Steepness (\(h\)) is defined as the recruitment obtained at 20% of virgin biomass:

\[\begin{equation} hR_0 = \frac{0.2aB_{0}}{b + 0.2B_{0}} \tag{5.47} \end{equation}\]

If the equilibrium equation for \(R_0\) is substituted into this equation we obtain:

\[\begin{equation} h \frac{aB_{0}}{b + B_{0}}=\frac{0.2aB_{0}}{b + 0.2B_{0}} \tag{5.48} \end{equation}\]

and hence:

\[\begin{equation} h = \frac{\left(0.2aB_0 \right) \left(b +B_0 \right)}{ \left( b + 0.2B_0 \right) \left(aB_0 \right )}=\frac{0.2\left(b+B_0 \right)}{b+0.2B_0} \tag{5.49} \end{equation}\]

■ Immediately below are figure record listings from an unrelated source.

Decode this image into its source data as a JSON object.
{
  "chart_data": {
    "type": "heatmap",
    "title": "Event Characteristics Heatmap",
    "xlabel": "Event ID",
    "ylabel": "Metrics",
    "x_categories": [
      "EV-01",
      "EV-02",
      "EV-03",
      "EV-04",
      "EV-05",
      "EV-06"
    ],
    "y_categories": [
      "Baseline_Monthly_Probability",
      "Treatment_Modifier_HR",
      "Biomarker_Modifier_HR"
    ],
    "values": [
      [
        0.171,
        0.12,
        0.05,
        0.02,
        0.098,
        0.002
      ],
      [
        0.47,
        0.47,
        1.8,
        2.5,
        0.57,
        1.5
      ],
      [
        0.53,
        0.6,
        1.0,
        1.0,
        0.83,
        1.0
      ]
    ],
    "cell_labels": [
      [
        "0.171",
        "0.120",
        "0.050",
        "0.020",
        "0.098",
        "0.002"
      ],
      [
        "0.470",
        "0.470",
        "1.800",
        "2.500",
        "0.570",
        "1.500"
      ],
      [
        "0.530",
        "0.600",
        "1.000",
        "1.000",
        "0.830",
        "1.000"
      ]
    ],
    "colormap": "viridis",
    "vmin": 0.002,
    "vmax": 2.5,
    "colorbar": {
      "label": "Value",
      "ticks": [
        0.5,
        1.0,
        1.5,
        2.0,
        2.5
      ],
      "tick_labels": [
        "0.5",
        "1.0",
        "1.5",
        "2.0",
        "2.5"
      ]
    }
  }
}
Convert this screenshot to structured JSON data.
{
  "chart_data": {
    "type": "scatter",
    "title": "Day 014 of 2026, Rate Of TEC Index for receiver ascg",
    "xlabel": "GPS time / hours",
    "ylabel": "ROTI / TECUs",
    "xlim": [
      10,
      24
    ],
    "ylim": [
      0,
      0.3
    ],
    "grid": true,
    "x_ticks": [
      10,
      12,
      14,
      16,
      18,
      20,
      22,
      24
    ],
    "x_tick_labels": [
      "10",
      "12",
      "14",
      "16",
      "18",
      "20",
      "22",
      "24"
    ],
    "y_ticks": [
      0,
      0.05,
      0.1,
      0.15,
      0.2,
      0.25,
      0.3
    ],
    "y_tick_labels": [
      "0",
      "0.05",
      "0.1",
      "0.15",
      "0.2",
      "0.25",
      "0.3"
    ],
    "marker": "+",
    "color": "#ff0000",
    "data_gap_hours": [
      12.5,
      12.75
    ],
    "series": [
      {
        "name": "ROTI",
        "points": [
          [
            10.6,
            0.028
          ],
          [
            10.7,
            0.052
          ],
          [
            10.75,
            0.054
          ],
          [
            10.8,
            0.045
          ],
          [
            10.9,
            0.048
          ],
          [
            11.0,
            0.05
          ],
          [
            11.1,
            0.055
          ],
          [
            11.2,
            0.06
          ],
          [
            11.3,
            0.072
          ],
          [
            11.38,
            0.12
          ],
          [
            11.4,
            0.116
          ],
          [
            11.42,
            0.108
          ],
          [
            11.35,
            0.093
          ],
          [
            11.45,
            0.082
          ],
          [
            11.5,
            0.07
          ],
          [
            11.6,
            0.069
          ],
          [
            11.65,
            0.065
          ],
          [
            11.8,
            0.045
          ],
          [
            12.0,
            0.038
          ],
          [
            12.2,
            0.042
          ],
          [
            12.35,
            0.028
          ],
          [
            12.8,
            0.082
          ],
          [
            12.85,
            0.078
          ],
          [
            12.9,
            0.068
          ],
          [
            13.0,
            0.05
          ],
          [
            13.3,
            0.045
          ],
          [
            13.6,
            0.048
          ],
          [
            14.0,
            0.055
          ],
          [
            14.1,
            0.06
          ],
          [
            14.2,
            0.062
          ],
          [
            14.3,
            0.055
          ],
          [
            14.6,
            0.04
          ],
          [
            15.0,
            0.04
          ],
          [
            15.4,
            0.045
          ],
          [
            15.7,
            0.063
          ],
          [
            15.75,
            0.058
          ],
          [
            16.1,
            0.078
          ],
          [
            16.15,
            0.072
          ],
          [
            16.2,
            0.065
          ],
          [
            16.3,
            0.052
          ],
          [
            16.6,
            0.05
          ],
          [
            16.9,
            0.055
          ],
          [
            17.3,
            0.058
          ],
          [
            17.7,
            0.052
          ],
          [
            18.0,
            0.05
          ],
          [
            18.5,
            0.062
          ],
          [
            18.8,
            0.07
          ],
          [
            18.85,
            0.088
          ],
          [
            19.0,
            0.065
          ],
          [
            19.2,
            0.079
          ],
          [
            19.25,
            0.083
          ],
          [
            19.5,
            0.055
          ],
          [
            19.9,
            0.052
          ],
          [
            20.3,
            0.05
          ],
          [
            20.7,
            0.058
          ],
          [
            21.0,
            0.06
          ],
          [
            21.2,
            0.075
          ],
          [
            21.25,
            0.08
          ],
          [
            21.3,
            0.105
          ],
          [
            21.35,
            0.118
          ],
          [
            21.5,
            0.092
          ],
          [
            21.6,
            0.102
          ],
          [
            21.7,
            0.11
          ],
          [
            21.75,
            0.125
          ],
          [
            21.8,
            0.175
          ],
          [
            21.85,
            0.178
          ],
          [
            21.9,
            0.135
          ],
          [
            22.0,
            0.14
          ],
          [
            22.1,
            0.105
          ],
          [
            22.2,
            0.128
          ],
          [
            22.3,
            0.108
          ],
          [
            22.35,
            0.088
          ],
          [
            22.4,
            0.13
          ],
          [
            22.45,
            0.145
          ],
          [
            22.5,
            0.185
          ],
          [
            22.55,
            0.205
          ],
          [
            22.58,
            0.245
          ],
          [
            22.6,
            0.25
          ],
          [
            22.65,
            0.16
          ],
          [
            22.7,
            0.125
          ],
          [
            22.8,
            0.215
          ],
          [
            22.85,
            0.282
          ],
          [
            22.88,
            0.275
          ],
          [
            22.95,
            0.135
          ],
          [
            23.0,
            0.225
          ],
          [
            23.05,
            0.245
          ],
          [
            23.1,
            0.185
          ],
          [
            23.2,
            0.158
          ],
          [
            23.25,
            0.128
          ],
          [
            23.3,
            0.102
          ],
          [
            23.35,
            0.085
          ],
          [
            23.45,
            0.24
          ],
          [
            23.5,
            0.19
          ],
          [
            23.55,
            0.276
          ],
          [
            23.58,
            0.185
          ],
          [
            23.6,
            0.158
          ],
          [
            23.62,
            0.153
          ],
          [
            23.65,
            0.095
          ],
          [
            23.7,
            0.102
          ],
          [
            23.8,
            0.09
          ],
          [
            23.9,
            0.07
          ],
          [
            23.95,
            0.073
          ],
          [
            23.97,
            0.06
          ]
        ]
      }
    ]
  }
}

Multiplying through leads to:

\[\begin{equation} hb +0.2hB_0 = 0.2b+ 0.2B_0 \tag{5.50} \end{equation}\]

and exchanging terms to isolate \(b\) and \(B_0\) and multiplying by 5 to remove the 0.2 values:

\[\begin{equation} 5hb - b = B_0 - hB_0 \tag{5.51} \end{equation}\]

and simplifying leads to:

\[\begin{equation} b \left(5h - 1\right)=B_0 \left(1-h \right) \tag{5.52} \end{equation}\]

thus \(b\) can be reparameterized as:

\[\begin{equation} b = \frac{B_0 \left(1-h \right)}{\left(5h - 1\right)} \tag{5.53} \end{equation}\]

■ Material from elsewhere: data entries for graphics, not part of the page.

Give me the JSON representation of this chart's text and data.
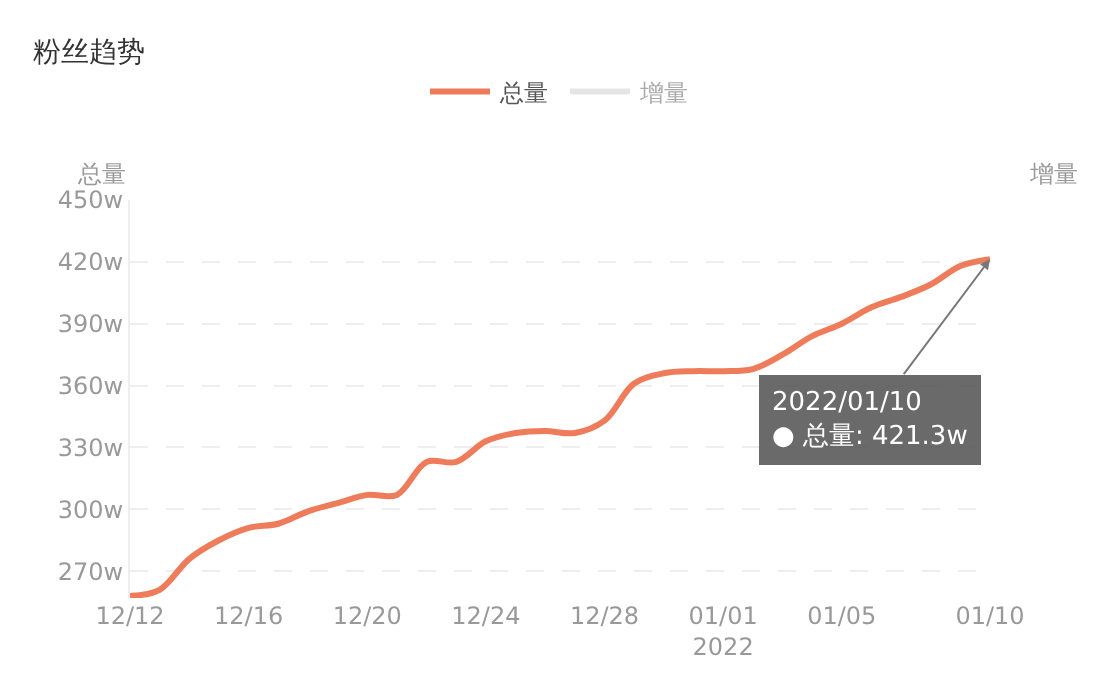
{
  "chart_data": {
    "type": "line",
    "title": "粉丝趋势",
    "ylabel": "总量",
    "y2label": "增量",
    "x": [
      "2021-12-12",
      "2021-12-13",
      "2021-12-14",
      "2021-12-15",
      "2021-12-16",
      "2021-12-17",
      "2021-12-18",
      "2021-12-19",
      "2021-12-20",
      "2021-12-21",
      "2021-12-22",
      "2021-12-23",
      "2021-12-24",
      "2021-12-25",
      "2021-12-26",
      "2021-12-27",
      "2021-12-28",
      "2021-12-29",
      "2021-12-30",
      "2021-12-31",
      "2022-01-01",
      "2022-01-02",
      "2022-01-03",
      "2022-01-04",
      "2022-01-05",
      "2022-01-06",
      "2022-01-07",
      "2022-01-08",
      "2022-01-09",
      "2022-01-10"
    ],
    "series": [
      {
        "name": "总量",
        "color": "#ee7c5a",
        "values": [
          258,
          261,
          276,
          285,
          291,
          293,
          299,
          303,
          307,
          307,
          323,
          323,
          333,
          337,
          338,
          337,
          343,
          361,
          366,
          367,
          367,
          368,
          375,
          384,
          390,
          398,
          403,
          409,
          418,
          421.3
        ]
      },
      {
        "name": "增量",
        "color": "#cccccc",
        "values": [
          null,
          null,
          null,
          null,
          null,
          null,
          null,
          null,
          null,
          null,
          null,
          null,
          null,
          null,
          null,
          null,
          null,
          null,
          null,
          null,
          null,
          null,
          null,
          null,
          null,
          null,
          null,
          null,
          null,
          null
        ]
      }
    ],
    "xlim": [
      "2021-12-12",
      "2022-01-10"
    ],
    "xticks": [
      {
        "value": "2021-12-12",
        "label": "12/12"
      },
      {
        "value": "2021-12-16",
        "label": "12/16"
      },
      {
        "value": "2021-12-20",
        "label": "12/20"
      },
      {
        "value": "2021-12-24",
        "label": "12/24"
      },
      {
        "value": "2021-12-28",
        "label": "12/28"
      },
      {
        "value": "2022-01-01",
        "label": "01/01\n2022"
      },
      {
        "value": "2022-01-05",
        "label": "01/05"
      },
      {
        "value": "2022-01-10",
        "label": "01/10"
      }
    ],
    "ylim": [
      257,
      450
    ],
    "yticks": [
      {
        "value": 270,
        "label": "270w"
      },
      {
        "value": 300,
        "label": "300w"
      },
      {
        "value": 330,
        "label": "330w"
      },
      {
        "value": 360,
        "label": "360w"
      },
      {
        "value": 390,
        "label": "390w"
      },
      {
        "value": 420,
        "label": "420w"
      },
      {
        "value": 450,
        "label": "450w"
      }
    ],
    "grid": "y",
    "legend": "top",
    "marker": "none",
    "line_style": "solid",
    "annotations": [
      {
        "text": "2022/01/10\n● 总量: 421.3w",
        "x": "2022-01-10",
        "y": 421.3
      }
    ]
  }
}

This version of \(b\) can be used in our original equation and re-arranged to do something similar for the \(a\) parameter:

\[\begin{equation} R_0 = \frac{aB_0}{\frac{B_0 \left(1-h \right)}{\left(5h - 1\right)}+ B_0} \tag{5.54} \end{equation}\]

which converts to:

\[\begin{equation} R_0 \frac{B_0 \left(1-h \right)}{\left(5h - 1\right)} + R_0 B_0 = aB_0 \tag{5.55} \end{equation}\]

Dividing through by \(B_0\) and then multiplying the second \(R_0\) on the left hand of the \(=\) by \(5h – 1\) allows a simplification:

\[\begin{equation} \frac{R_0- hR_0 + 5hR_0 - R_0}{5h -1} = \frac{4hR_0}{5h-1} = a \tag{5.56} \end{equation}\]

Remember that \(\alpha = b/a\) and \(\beta = 1/a\), so we can finish with

\[\begin{equation} \alpha = b \times 1/a = \frac{B_0 \left(1-h \right)}{\left(5h - 1\right)} \times \frac{5h-1}{4hR_0} = \frac{B_0 (1-h)}{4hR_0} \tag{5.57} \end{equation}\]

and
\[\begin{equation} \beta = 1/a = \frac{5h-1}{4hR_0} \tag{5.58} \end{equation}\]

as defined by Francis (1992). This has redefined the Beverton- Holt model parameters in terms of \(h\), \(B_0\), and \(R_0\). The relationship required between \(B_0\) and \(R_0\) is required but we cannot use the equilibrium equation for that so instead we assume that the unfished population is in equilibrium with a stable age distribution. The mature biomass generated per recruit from the stable age distribution (\(A_0\)) therefore defines the required relationship between \(B_0\) and \(R_0\).